Frowning, I catch a glimpse of something silver and shimmery inside. Something that stills my heart, my next words cut with a serrated blade. “What else is in there?”

“None of your business.”

“Your precious moonshard?”

He strikes me with a stare that chills me to the bone, then flips the satchel’s flap. Giving me his back, he strides toward the stove, lifts the lid on the pot, and stirs the soup.

I blow a wisp of dried hair from my face, gaze shifting from the satchel to Kaan, back again. Scratching at the skin beside my nail, I tap my foot against the ground, drawing a breath so big I’m certain it’ll shift this heaviness from my chest.

It doesn’t.

Moonshards come in all different hues, depending on which fallen beast they split from. Most are dug up by those who work in the mines—from long-ago moonfalls from long-forgotten times.

There’s only been three documented moonfalls since folk began scribing our history onto scrolls, and each occurred somewhat recently.

An adolescent Sabersythe barely three phases old that fell within the Boltanic Plains. A Moltenmaw large enough to destroy a chunk of the wall, littering the sky with a cloud of dust and sand that could be seen all the way from Gore. And a Moonplume … the first to fall in more than a million phases. Perhaps longer.

That beast was not small, and it did not fall lightly.

It did not plummet without aftershocks of carnage.

Silver as the aurora ribbons, that beast shone with the light of a thousand moons before gravity lost its grip on the thing. Before it fell, bursting into a litter of shards that blasted a crater within The Shade so large a city could dwell within its dimpled depth.

Or so I’m told.

I’ve seen shards of it before, in a place where I was remade more times than I could count—those glorious shards one of the only forms of luster that didn’t cause me some sort of pain.

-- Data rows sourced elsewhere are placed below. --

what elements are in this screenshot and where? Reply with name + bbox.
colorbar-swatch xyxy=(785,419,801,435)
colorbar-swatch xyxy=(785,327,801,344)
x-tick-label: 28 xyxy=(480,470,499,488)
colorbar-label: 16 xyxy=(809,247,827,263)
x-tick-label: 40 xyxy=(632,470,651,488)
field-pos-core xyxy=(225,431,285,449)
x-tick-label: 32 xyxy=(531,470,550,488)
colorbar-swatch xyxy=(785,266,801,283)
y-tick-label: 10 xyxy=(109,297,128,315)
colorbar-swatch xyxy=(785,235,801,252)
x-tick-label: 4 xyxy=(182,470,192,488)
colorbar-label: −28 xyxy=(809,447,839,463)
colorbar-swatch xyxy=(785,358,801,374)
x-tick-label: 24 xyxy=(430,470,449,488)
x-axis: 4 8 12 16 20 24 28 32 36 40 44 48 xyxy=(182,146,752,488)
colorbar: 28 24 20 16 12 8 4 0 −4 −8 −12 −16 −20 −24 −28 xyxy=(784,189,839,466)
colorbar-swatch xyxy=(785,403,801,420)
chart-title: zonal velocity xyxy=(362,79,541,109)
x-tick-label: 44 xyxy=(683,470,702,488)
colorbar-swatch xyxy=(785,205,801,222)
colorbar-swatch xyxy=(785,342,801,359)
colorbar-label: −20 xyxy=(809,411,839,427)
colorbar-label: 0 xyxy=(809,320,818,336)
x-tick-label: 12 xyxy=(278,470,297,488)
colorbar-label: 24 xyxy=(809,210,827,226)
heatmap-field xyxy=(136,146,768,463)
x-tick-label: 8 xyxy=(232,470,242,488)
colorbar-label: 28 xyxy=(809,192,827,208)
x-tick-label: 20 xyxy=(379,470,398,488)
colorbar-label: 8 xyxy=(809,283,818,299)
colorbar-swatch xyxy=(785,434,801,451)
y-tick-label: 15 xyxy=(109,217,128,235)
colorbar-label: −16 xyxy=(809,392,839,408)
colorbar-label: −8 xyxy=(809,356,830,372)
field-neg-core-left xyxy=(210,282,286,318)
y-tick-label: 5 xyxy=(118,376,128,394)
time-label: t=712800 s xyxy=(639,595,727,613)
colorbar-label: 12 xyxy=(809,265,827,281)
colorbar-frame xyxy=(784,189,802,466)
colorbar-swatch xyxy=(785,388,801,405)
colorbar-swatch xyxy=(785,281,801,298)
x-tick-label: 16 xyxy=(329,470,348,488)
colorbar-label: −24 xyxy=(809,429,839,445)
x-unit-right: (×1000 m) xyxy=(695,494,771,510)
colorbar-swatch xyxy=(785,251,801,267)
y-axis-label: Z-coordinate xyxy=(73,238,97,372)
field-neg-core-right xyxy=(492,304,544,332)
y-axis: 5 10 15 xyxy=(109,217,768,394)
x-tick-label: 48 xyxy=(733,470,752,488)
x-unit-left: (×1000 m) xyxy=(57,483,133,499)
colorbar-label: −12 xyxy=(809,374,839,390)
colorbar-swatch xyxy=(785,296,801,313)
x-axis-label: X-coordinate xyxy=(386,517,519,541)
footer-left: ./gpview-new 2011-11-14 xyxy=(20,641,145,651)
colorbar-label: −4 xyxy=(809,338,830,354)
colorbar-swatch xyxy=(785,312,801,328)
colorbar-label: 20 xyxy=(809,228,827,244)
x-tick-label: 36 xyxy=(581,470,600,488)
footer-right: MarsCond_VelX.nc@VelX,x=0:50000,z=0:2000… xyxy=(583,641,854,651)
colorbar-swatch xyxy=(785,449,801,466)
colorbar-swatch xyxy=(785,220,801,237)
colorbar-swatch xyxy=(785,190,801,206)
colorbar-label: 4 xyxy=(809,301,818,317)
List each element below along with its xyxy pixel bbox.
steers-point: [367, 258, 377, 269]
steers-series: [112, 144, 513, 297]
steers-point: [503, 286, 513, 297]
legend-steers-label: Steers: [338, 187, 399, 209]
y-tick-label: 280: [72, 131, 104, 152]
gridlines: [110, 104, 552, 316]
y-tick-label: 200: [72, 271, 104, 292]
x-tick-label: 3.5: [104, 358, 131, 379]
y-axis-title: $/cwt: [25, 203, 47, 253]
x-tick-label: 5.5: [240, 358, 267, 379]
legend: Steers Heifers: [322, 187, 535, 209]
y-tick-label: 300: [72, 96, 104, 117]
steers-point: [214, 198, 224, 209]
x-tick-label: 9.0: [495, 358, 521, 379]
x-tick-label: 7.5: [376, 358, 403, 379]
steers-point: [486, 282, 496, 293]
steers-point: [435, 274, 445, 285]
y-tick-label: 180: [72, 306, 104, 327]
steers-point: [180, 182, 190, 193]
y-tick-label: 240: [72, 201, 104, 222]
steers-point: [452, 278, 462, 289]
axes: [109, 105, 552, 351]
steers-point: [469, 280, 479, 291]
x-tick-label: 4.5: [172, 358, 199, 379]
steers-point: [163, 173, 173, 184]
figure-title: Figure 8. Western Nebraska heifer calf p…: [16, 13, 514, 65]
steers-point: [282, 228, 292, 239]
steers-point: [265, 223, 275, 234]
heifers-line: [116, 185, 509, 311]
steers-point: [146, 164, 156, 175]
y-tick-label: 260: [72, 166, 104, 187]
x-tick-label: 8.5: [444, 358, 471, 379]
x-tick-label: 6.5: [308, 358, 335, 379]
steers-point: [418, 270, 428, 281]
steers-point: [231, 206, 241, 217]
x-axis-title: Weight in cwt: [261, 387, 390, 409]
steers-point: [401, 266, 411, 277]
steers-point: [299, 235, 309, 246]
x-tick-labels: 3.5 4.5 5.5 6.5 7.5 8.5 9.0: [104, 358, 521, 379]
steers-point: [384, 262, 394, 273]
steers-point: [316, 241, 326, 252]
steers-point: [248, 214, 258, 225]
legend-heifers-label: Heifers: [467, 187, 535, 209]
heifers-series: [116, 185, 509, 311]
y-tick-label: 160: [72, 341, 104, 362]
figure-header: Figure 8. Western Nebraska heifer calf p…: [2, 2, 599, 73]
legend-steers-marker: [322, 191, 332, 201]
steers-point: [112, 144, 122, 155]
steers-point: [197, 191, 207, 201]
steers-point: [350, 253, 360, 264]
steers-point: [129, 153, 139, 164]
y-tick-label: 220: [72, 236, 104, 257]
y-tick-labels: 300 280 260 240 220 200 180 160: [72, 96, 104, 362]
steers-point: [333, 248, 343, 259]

I don’t know why Kaan’s collecting bits of the fallen Moonplume that ripped from the sky more than twenty phases ago, but my gut tells me that’s a secret best kept stuffed in his leather satchel.

For that reason alone, I let silence have its crown.

Standing over the other side of the butcher block, Kaan splits his focus between stirring the soup and crafting one of Rygun’s scales into a blade, chipping off bite-sized crescents with a round-mouthed tool.

It must be handy to have a ready supply of Sabersythe scales, given most dragonscale blades maintain their slitting edge forever. They’re also lighter than any metal and hardier when shaped correctly—the very reason I have so many despite their steep price tag in The Fade.

Had.

Fucking had.

Rekk probably has most of them now, the fuck. Can’t wait to stuff one so far down his throat he chokes on it.